Em suma, ainda que nos últimos anos venha se intensificando o interesse pelas análises acerca de "cor/raça" como fatores determinantes de desigualdades em saúde no Brasil 9,10, persistem dificuldades importantes em função da cobertura e qualidade das bases de dados, além da complexidade sócio-antropológica relativa aos sistemas de classificação 11,12,13,14.
As transformações da epidemia
Ao longo das décadas de 1980 e 1990, a epidemia de AIDS no Brasil experimentou modificações substanciais na sua dinâmica. No seu início, excepcionalmente, a AIDS afetou de forma marcante estratos médios e superiores da sociedade, a partir da introdução do vírus no país decorrente da interação de brasileiros com nacionais de países desenvolvidos (norte-americanos e europeus), afetados, à ocasião, por uma epidemia nascente.
Não por acaso, a epidemia brasileira se inicia com a disseminação de subtipos virais que, à época, predominavam na epidemia norte-americana e européia 15, e não por intermédio de subtipos virais então predominantes no continente africano (amplamente majoritários na epidemia no nível mundial). Configurou-se, portanto, uma situação de concentração da epidemia em contingentes populacionais delimitados, particularmente das camadas média e alta.

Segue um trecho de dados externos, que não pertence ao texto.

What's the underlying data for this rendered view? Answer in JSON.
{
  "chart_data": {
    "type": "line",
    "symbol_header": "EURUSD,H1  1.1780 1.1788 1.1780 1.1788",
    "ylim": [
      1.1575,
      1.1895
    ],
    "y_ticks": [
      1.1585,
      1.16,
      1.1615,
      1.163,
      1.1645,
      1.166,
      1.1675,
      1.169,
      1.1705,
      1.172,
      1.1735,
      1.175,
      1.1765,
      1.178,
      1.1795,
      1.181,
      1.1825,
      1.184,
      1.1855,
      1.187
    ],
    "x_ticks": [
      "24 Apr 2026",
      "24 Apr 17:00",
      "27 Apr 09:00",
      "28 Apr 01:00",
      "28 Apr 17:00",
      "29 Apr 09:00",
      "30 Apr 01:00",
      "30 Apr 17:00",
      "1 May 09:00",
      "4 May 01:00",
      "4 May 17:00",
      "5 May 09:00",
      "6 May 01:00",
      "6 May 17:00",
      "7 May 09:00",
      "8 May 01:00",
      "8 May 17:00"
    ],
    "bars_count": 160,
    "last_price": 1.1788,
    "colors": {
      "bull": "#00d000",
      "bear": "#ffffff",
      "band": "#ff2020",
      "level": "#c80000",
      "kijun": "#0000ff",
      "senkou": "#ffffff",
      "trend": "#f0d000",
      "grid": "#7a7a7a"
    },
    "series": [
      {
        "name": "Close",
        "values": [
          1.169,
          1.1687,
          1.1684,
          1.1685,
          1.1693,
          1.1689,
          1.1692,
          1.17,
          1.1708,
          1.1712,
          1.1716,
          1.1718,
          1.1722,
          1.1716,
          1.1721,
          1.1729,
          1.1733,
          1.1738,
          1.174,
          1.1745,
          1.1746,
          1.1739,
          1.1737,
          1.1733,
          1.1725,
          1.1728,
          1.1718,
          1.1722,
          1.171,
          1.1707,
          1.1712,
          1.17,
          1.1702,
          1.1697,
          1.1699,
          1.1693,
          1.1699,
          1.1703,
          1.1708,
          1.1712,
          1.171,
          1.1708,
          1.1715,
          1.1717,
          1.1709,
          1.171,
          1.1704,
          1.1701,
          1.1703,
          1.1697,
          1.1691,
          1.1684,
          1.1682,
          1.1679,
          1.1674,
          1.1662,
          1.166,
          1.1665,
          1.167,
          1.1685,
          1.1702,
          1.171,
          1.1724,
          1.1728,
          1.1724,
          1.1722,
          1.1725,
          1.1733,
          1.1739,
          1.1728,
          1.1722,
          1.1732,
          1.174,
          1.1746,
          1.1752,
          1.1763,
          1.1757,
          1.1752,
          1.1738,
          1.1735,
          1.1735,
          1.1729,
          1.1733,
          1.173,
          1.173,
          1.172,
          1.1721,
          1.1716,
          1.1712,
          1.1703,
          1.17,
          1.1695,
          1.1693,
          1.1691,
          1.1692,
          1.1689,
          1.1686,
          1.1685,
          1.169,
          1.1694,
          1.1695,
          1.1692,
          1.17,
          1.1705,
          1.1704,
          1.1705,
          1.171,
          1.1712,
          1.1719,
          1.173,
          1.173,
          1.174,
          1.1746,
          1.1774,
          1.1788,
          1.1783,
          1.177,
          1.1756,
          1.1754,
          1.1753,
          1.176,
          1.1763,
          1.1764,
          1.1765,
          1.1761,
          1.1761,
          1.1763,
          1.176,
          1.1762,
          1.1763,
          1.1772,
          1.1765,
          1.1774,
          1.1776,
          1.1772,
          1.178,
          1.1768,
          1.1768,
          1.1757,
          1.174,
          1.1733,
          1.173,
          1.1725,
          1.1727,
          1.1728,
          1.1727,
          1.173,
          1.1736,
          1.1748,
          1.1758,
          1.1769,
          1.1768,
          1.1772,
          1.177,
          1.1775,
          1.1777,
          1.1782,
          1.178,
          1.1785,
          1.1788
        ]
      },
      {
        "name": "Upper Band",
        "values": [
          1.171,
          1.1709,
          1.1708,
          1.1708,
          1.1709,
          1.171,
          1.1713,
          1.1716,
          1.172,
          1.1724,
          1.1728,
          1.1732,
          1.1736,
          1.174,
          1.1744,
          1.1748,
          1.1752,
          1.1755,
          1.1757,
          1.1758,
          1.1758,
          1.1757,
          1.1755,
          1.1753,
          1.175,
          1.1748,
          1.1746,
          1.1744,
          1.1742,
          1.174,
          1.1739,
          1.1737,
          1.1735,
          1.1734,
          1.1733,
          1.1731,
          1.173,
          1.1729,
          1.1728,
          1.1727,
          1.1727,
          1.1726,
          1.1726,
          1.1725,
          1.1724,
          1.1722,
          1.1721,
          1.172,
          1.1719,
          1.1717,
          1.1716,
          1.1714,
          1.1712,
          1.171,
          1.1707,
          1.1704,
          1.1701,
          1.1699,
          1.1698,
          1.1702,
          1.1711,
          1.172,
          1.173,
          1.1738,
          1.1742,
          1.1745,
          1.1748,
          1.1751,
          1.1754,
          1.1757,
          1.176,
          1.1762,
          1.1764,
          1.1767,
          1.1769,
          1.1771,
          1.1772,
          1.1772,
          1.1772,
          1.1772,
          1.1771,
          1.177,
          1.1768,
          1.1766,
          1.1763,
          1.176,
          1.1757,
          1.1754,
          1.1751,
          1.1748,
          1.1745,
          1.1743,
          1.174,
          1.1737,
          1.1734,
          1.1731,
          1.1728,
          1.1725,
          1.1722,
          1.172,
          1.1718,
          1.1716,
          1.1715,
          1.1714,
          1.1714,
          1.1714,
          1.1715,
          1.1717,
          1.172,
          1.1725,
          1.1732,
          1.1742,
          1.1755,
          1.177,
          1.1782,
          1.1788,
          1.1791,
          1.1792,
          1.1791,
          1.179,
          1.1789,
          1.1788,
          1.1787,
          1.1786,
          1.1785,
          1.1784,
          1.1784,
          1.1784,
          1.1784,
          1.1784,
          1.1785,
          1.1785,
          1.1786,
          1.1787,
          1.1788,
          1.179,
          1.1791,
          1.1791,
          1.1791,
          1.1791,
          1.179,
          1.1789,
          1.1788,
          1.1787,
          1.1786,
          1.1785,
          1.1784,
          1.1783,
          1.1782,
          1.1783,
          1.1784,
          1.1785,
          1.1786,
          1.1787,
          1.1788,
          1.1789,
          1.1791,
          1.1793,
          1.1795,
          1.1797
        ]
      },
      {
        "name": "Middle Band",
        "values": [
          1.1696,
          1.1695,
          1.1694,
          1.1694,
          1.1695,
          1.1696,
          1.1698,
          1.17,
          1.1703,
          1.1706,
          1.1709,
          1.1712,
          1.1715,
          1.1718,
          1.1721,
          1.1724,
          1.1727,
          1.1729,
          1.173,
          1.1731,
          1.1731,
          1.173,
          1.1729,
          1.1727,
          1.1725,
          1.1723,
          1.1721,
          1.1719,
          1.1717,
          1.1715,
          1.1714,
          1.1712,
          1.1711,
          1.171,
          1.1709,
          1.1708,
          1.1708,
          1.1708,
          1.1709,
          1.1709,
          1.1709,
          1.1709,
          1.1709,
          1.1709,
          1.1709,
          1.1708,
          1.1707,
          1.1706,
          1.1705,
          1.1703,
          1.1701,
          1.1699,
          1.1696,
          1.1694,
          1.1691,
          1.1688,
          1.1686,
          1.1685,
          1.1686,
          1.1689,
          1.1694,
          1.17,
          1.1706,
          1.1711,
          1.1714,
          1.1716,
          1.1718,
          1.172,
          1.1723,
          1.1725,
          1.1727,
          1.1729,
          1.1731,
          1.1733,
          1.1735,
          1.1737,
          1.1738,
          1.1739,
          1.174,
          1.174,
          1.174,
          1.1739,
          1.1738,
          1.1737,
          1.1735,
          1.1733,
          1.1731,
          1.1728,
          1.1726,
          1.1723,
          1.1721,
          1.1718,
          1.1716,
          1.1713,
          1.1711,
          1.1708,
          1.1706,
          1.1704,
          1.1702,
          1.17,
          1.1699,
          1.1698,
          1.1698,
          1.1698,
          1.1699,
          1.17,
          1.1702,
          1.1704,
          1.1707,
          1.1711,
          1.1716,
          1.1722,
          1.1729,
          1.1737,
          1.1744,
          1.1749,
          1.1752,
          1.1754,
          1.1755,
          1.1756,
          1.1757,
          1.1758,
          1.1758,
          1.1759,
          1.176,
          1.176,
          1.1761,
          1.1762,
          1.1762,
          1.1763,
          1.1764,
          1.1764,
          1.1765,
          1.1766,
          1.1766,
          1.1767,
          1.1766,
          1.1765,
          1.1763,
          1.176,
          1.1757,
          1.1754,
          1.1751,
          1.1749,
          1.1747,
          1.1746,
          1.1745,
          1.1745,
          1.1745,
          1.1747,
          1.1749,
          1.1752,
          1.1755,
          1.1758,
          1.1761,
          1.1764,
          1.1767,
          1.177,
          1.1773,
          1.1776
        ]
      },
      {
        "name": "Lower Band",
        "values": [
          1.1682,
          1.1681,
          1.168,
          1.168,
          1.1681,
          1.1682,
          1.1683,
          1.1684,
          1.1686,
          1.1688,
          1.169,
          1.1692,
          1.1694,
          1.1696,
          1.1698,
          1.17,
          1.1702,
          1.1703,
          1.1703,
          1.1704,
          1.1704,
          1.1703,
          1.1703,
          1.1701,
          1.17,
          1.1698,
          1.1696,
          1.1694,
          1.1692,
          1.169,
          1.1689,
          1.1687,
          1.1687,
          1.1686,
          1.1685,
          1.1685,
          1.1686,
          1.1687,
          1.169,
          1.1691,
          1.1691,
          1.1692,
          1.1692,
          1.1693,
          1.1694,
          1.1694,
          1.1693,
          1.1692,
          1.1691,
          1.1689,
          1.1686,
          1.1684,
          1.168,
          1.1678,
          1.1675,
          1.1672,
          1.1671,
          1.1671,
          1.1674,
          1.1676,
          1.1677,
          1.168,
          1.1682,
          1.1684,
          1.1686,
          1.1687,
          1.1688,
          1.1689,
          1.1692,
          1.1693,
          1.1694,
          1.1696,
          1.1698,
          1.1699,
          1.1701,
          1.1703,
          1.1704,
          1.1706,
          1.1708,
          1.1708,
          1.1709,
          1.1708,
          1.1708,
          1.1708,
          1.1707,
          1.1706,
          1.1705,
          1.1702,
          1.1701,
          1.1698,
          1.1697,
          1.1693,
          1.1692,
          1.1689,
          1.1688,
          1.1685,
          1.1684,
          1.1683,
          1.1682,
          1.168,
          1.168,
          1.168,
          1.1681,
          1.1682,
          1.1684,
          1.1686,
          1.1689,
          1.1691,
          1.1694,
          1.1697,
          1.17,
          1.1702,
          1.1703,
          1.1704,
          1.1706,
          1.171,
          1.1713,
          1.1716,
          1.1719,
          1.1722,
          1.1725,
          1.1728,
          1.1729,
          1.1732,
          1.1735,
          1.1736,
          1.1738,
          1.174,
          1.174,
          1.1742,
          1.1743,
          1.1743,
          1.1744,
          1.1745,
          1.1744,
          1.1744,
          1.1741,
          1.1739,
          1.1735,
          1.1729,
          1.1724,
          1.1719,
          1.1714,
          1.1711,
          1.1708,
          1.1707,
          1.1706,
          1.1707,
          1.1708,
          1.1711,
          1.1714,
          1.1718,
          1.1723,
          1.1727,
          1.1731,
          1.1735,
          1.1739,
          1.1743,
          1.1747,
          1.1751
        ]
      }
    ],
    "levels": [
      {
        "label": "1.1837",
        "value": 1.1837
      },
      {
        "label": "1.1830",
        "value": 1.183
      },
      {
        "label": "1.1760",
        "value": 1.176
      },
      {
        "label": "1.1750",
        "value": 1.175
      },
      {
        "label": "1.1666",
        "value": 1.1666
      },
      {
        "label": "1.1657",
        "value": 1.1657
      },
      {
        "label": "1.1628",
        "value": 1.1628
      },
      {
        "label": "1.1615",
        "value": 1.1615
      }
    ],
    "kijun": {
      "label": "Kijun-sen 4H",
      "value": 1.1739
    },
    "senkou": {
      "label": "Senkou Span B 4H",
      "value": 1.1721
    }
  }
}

Após uma fase inicial, a epidemia brasileira só poderia trilhar dois caminhos: permanecer como uma epidemia "prevenida", como, por exemplo, na Austrália, que atingiu basicamente homossexuais masculinos numa etapa inicial, para depois declinar nesta população, sem atingir de forma relevante quaisquer outros segmentos populacionais 16; ou, como veio a ocorrer, disseminar-se para estratos mais amplos, majoritariamente desfavorecidos, da população: o que a literatura descreve como "pauperização".
Encontra-se bem documentado que, no Brasil, a epidemia se disseminou entre os moradores de comunidades mais pobres, especialmente entre as mulheres 17,18, entre os de menor educação formal 19,20 e entre aqueles inseridos em ocupações mal-remuneradas ou excluídos do mercado de trabalho formal 21. Ou seja, progressivamente, a epidemia, seguindo uma tendência de outros agravos, como outras doenças infecciosas, as mortes violentas, as doenças cardíacas, as neoplasias, entre outras, passou a refletir os padrões de desigualdade predominantes no país.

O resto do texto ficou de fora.